Monday’s celebration at the UN was all that it should have been. As I noted last week, we gathered to celebrate the adoption into force of the Convention of the Rights of Persons with Disabilities (CRPD).
The General Assembly was alive with as diverse a group of people as you’re ever likely to see: Not only were they diverse in terms of their ethnicity, gender, national affiliation, political stripe, and dress. They also steered wheelchairs and wielded white canes. There were silent (but often highly animated) sign-language conversations. Personal caregivers hovered when needed, but slipped quietly out of sight when they weren’t. The documents table groaned under a mountain of books and handouts in Braille.

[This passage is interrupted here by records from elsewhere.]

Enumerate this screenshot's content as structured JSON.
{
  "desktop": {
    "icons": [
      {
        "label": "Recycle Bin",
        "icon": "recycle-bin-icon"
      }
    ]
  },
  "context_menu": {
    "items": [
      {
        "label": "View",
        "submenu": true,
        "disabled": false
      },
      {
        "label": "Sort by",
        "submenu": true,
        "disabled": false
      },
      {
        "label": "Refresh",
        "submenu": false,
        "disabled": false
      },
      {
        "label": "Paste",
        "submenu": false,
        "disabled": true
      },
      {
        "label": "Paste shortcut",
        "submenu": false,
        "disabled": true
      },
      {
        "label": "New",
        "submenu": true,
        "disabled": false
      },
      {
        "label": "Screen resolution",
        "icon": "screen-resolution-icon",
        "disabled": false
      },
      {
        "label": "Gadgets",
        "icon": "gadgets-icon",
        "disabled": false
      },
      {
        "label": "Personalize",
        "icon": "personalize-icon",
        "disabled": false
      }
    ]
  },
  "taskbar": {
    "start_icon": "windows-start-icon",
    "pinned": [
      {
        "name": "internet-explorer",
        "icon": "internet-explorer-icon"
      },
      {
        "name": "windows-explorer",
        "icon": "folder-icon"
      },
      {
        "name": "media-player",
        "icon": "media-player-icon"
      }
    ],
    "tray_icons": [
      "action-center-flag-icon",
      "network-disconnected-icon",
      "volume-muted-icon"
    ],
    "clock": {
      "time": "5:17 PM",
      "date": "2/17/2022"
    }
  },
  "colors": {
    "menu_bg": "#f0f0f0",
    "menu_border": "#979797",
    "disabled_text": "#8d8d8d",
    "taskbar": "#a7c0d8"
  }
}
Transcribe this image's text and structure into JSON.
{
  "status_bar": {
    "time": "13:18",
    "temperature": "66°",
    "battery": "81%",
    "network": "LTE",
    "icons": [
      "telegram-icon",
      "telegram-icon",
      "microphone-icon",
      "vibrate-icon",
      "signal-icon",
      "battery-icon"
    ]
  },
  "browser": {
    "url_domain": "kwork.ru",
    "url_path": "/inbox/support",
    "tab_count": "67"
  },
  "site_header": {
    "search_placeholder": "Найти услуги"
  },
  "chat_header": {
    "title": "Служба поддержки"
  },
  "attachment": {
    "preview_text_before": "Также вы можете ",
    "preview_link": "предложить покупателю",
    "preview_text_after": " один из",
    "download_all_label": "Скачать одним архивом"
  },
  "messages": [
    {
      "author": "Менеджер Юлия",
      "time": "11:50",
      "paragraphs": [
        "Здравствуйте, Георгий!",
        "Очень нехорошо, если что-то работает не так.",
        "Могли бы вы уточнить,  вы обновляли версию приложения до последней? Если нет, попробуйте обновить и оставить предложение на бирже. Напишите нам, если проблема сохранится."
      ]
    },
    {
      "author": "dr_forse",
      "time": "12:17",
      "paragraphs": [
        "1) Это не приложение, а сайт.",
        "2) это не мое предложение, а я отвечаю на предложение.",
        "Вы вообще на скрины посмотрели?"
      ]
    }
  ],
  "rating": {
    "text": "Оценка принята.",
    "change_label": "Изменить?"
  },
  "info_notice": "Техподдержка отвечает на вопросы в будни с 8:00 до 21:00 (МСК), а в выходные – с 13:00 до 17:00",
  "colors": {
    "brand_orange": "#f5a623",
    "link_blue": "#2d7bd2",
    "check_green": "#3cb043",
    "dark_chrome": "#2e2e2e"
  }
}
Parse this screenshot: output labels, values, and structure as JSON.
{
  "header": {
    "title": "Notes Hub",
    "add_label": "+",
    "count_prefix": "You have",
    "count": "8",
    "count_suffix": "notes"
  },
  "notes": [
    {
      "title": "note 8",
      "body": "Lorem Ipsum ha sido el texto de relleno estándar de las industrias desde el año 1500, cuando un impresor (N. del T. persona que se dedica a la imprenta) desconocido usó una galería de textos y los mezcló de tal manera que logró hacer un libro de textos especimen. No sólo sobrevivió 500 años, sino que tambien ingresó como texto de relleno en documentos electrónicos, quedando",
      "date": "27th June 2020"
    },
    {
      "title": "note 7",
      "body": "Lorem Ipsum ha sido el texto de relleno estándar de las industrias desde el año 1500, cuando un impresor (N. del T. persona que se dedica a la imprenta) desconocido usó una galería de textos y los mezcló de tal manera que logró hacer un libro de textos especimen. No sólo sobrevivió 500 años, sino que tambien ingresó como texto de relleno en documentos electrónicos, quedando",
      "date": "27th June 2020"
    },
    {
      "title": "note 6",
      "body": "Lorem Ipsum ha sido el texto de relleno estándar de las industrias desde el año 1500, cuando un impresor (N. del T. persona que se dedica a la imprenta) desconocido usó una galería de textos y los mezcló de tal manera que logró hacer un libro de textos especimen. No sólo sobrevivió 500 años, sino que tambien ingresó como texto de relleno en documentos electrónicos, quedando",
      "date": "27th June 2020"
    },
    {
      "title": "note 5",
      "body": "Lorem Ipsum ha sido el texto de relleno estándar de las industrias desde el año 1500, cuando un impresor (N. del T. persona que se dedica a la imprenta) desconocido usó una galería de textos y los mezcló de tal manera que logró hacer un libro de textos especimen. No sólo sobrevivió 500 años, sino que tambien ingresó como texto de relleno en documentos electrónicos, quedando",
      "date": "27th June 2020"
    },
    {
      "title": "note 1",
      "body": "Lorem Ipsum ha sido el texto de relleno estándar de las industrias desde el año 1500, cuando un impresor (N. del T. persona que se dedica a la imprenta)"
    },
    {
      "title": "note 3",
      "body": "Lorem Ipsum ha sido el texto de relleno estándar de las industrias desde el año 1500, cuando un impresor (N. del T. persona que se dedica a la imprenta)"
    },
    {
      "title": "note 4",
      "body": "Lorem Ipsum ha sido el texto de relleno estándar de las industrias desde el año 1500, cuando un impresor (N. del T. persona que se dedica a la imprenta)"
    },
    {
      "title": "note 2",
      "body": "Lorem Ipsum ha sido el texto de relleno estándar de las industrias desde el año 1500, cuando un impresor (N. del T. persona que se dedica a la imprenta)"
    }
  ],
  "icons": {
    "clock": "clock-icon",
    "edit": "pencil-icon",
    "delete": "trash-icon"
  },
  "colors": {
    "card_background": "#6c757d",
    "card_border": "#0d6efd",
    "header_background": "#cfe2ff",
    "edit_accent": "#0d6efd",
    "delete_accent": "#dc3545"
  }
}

Promptly at 1.15, Akiko Ito, Chief of the Secretariat of the Convention on the Rights of Persons with Disabilities, called the event to order.
Highlights included the address of UN Secretary-General Ban Ki-Moon and that of UN Deputy High Commissioner for Human Rights, Ms. Kyung-wha Kang.
Other messages were delivered by H.R.H. Prince Ra’ad Bin Zeid (Jordan), Ms. Vivian Fernández de Torríjos, (First Lady, Panama), and Ms. Sue Van der Merwe, (Deputy Minister, Foreign Affairs, South Africa).
Other high-level officials from Mexico, Hungary, Bangladesh, Spain, as well as several from international disability organizations, also participated.
An exciting, energizing day.
Now it’s time to roll up our sleeves and to turn CRPD from an international agreement into and international reality-–in every one of the 192 countries that call the UN home.